A button battery is manufactured: by utilizing the cathode materials manufactured by the examples 1-15 and the comparative examples 1 and 2 respectively, the cathode material, a carbon black conducting agent and binders PVDF and NMP at a weight ratio of 95:2.5:2.5:5 are mixed uniformly to prepare battery cathode slurry. The slurry is coated to an aluminum foil which is 20-25 μm thick, the aluminum foil is subjected to vacuum drying and rolling to prepare a cathode piece. A lithium metal piece is taken as an anode. The electrolyte is prepared by dissolving a 1.5 mol lithium hexafluorophosphate (LiPF6) in a 1 L of ethylene carbonate (BC) and dimethyl carbonate (DMC) mixed solvent, wherein the volume ratio of EC and DMC in the mixed solvent is 1:1, and the button battery is assembled.

The electrochemical property test of the material is carried out at 25° C. by adopting an LAND battery test system, and the test voltage range is 3V-4.5V; and the first time specific charge and discharge capacity and 50-week capacity retention ratio are tested. A test result is as shown in the table 2.

TABLE 2 Specific Specific 50-week charge discharge First cycle capacity capacity effect retention (mAh/g) (mAh/g) (%) rate (%) Example 1 231.2 218.9 94.69 98.58 Example 2 230.3 217.7 94.54 98.18 Example 3 231.3 219.7 95 97.18 Example 4 235.7 214.1 90.84 95.02 Example 5 235.7 211.3 89.63 91.86 Example 6 232.2 216.5 93.24 96.35 Example 7 224.7 193.8 86.27 80.01 Example 8 224.8 196.1 87.24 80.38 Example 9 229.9 215.1 93.56 93.02 Example 10 229.2 199.5 87.04 81.72 Example 11 232.3 216.4 93.15 96.24 Example 12 231.2 216.8 93.77 96.33 Example 13 223 192.2 86.19 79.94 Example 14 219 186.1 84.98 75.16 Example 15 216 180.6 83.61 70.54 Comparative 232.4 197.6 85.03 87.00 example 1 Comparative 229.2 193.3 85.61 87.15 example 2

It can be known according to electrical properties of the examples 1-15 and the comparative examples 1 and 2 in the table 2 that the electric circulation capacities are not lost while the residual alkali of the cathode materials in the examples 1-15 are reduced.

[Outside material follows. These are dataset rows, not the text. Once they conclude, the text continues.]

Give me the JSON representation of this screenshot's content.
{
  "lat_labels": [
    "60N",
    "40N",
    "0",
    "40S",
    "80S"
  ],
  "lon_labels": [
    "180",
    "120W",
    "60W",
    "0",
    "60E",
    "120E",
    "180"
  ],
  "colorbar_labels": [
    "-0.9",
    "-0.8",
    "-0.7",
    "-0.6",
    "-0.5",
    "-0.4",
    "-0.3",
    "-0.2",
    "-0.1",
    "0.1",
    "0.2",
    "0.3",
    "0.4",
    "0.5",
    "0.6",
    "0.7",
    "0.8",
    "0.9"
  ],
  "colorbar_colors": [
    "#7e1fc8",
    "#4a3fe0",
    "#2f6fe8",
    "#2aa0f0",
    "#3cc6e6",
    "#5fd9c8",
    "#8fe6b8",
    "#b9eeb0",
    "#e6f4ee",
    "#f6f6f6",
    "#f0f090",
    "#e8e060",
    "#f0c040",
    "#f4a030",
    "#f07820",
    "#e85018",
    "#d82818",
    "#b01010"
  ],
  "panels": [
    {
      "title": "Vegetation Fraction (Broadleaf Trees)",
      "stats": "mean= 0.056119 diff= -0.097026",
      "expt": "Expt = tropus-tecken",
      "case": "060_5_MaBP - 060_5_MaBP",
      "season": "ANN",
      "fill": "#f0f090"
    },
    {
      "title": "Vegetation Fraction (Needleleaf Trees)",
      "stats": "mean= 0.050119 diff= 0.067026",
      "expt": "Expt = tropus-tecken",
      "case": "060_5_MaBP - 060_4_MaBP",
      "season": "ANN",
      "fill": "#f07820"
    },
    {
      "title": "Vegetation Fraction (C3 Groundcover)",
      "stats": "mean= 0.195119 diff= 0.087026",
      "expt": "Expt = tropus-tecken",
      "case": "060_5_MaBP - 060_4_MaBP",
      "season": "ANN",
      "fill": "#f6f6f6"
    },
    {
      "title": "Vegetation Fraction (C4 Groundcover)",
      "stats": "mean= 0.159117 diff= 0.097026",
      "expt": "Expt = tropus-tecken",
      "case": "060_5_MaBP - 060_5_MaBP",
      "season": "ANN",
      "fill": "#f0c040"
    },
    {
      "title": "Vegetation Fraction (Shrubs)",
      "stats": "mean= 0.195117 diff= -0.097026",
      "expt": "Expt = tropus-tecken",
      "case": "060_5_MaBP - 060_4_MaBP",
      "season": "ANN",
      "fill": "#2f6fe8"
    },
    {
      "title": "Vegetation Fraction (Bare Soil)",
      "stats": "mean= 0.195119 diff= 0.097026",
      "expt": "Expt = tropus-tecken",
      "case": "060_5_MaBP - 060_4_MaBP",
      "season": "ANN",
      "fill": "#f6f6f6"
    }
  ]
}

In the comparative example 2, although the residual alkali is reduced by washing, the specific capacity is lower. The reason is that the residual alkali on the surface of the cathode material is washed in the washing process, which leads to reduction of content of lithium in the cathode material. Even if the surface is coated with the Mn(OH)2, lithium manganate cannot be generated, such that the loss of electric circulation capacity is caused by washing. Moreover, it can be known from the cycle retention rate in the table 2 that the examples 1-3 have higher cycle retention rates.

It can be seen from the above description that the above-mentioned examples achieve the following technical effects:

It can be known by comparing the examples 1-5 that the ratio of the first sintered monocrystal-like cathode material to the sum of weight of the elements Ni and Mn in the coating agent is defined in the preferred range of the application, which is favorable to improve the comprehensive performance of the cathode material.

It can be known by comparing the examples 1, 6 and 8 that the ratio of mole number of element lithium in the cathode precursor material and the lithium source material is defined in the preferred range of the application, which is favorable to improve the comprehensive performance of the cathode material.

It can be known by comparing the examples 1, 9 and 13 that the temperatures of the first sintering process and the second sintering process are defined in the preferred range of the application, which is favorable to improve the comprehensive performance of the cathode material.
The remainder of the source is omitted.